A.J.: Vous avez pendant votre campagne annoncé vouloir ouvrir la cacherout à d’autres marchés et d’autres fournisseurs. Cette démarche ne risque-t-elle pas de créer un manque à gagner important pour le CIM ?

M. C-T. : La cacherout est aujourd’hui un dossier difficile et complexe. Elle représente une des sources de revenus du Consistoire, à Marseille comme à Paris. Quant à l’ouverture de marchés, je crois que nos communautés ne peuvent plus être recroquevillées sur elles-mêmes. Nous sommes dans une époque de mondialisation et je ne crois pas en la pérennité des sources de financement des Consistoires. Le marché de la consommation nous imposera cette ouverture inéluctable. La concurrence permettra de fixer le juste prix du cacher. Quant à la Shehita, elle devra se renforcer. Je suis persuadé que la cacherout de Marseille sortira renforcée et gagnante de cette ouverture.



« La concurrence permettra de fixer le juste prix du cacher »

 

A.J.: Vous souhaitez également créer une cellule de conversion ainsi qu’intervenir pour débloquer les cas de divorces litigieux. Comment comptez-vous intervenir sans interférer dans les décisions qui relèvent uniquement des compétences des rabbins ? 

M. C-T. : Les administrateurs n’interviendront jamais dans les décisions halakhiques. Nous voulons toutefois humaniser les services que propose le Consistoire, en agissant sur l’accueil de ceux qui, dans des moments importants et parfois douloureux de leur vie, se tournent vers nous. 

 

A.J.: Quelle va être la première mesure, peut-être symbolique, que vous comptez prendre en tant que nouveau président du Consistoire de Marseille ? 

M. C-T. : J’entends très vite m’atteler à la modernisation de notre administration.
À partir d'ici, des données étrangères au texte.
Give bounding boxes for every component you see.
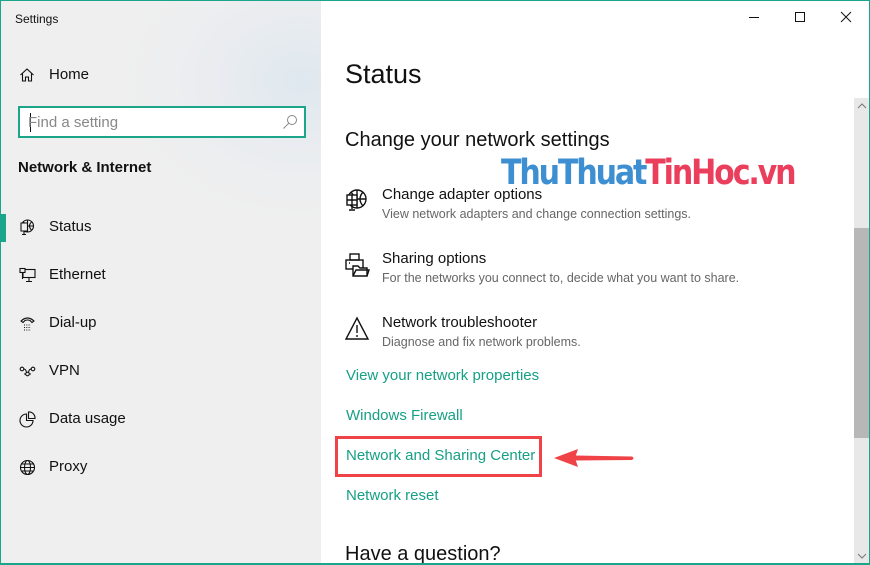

Cela va dans le sens de l’amélioration de l’accueil de chacun des membres de notre communauté. Je souhaite aussi mettre à plat les statuts de notre administration ainsi que notre règlement intérieur. J’aimerais que celui-ci serve la communauté et non plus un président. Cela passe par la limitation des mandats ainsi qu’une réorganisation de la notion d’adhésion au Consistoire. Une association forte est une association où les adhérents apportent leur caution. Je ferai en sorte que chaque juif de Marseille puisse adhérer et venir nous apporter son soutien. Il m’importe que toute notre communauté se reconnaisse dans le Consistoire. L’unité doit l’emporter.